O presidente Jair Bolsonaro (PL) vetou R$ 3,18 bilhões em despesas aprovadas pelo Congresso Nacional no Orçamento de 2022. A medida é necessária para recompor gastos com pessoal que foram subestimados pelos parlamentares.

O corte atingiu R$ 1,82 bilhões das despesas discricionárias, como custeio de ministérios e investimentos, além de R$ 1,36 bilhões em emendas de comissão.

As emendas deste tipo são de autoria das comissões permanentes da Câmara e do Senado.

O presidente Jair Bolsonaro
O presidente Jair Bolsonaro. (Alan Santos/PR)

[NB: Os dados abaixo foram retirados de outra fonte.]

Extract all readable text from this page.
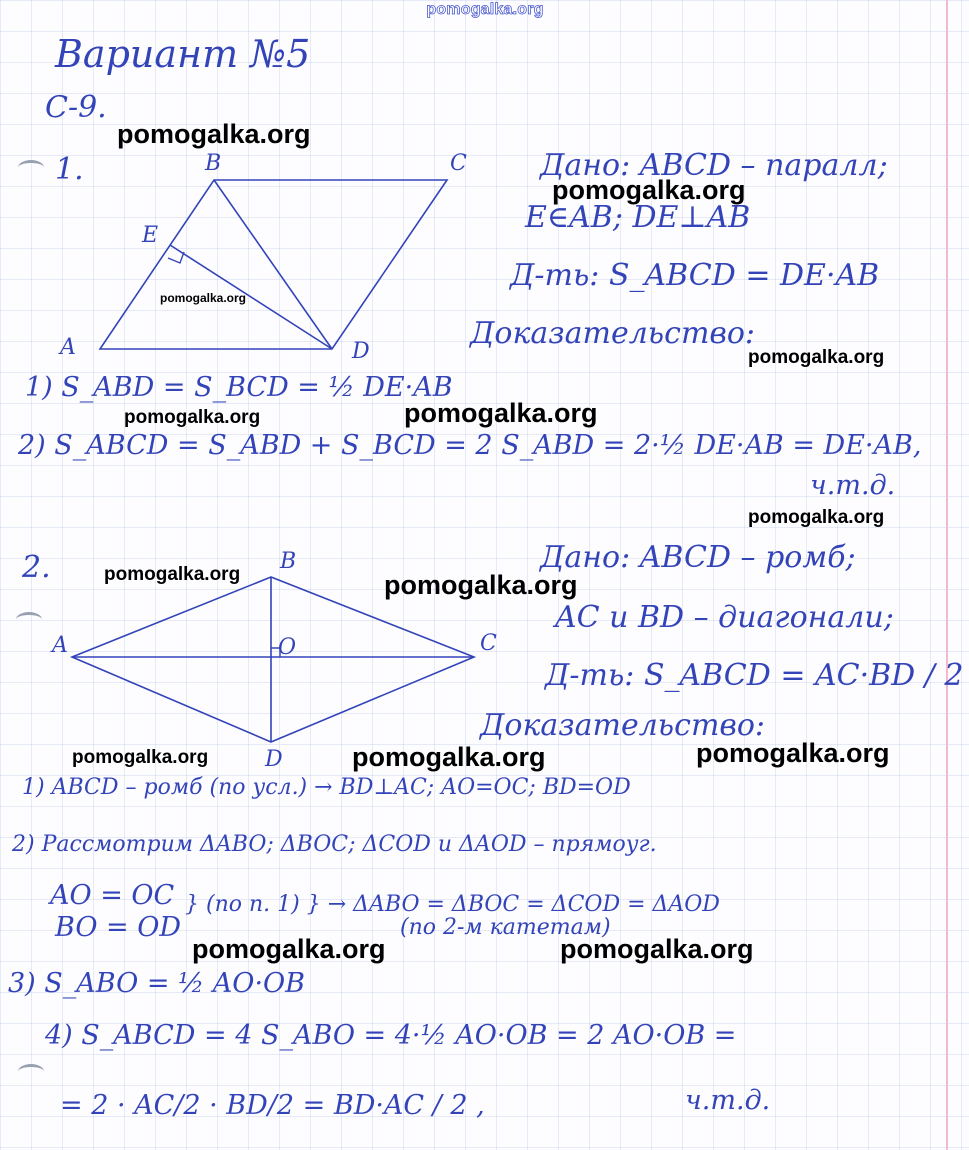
pomogalka.org
Вариант №5
С-9.
1.
A
B	C
D
E
Дано: ABCD – паралл;
E∈AB; DE⊥AB
Д-ть: S_ABCD = DE·AB
Доказательство:
1) S_ABD = S_BCD = ½ DE·AB
2) S_ABCD = S_ABD + S_BCD = 2 S_ABD = 2·½ DE·AB = DE·AB,
ч.т.д.
2.
A
B
C
D
O
Дано: ABCD – ромб;
AC и BD – диагонали;
Д-ть: S_ABCD = AC·BD / 2
Доказательство:
1) ABCD – ромб (по усл.) → BD⊥AC; AO=OC; BD=OD
2) Рассмотрим ΔABO; ΔBOC; ΔCOD и ΔAOD – прямоуг.
AO = OC
BO = OD
} (по п. 1) } → ΔABO = ΔBOC = ΔCOD = ΔAOD
(по 2-м катетам)
3) S_ABO = ½ AO·OB
4) S_ABCD = 4 S_ABO = 4·½ AO·OB = 2 AO·OB =
= 2 · AC/2 · BD/2 = BD·AC / 2 ,	ч.т.д.
pomogalka.org
pomogalka.org
pomogalka.org
pomogalka.org
pomogalka.org	pomogalka.org
pomogalka.org
pomogalka.org	pomogalka.org
pomogalka.org	pomogalka.org	pomogalka.org
pomogalka.org	pomogalka.org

Bolsonaro manteve a autorização de despesa de R$ 1,7 bilhão para a concessão de reajustes a servidores em 2022. A intenção do presidente é contemplar as corporações policiais, mas outras categorias pressionam para também serem agraciadas.

A promessa desencadeou uma reação dos demais setores do funcionalismo público, que ameaçam com paralisação e pressionam por correções também em seus salários.

O texto sancionado do Orçamento foi publicado na edição desta segunda-feira (24) do Diário Oficial da União.

No sábado (22), Bolsonaro citou a necessidade de corte menor no Orçamento, de R$ 2,8 bilhões. A Casa Civil já havia dito que o valor seria de cerca de R$ 3,1 bilhões, o que se confirmou.

O veto é condição para permitir a recomposição de gastos com pessoal que foram subestimados pelo Congresso Nacional.

Bolsonaro precisou vetar algumas despesas do Orçamento porque, durante a votação do projeto de lei no Congresso, os parlamentares cortaram parte das despesas com pessoal, que são obrigatórias.

A equipe econômica solicitou a recomposição, para evitar falta de dinheiro para bancar salários e aposentadorias do funcionalismo federal. Há um entendimento entre técnicos de que o Legislativo não poderia ter reduzido o valor em relação ao solicitado pelo governo, daí a necessidade de assegurar o montante maior.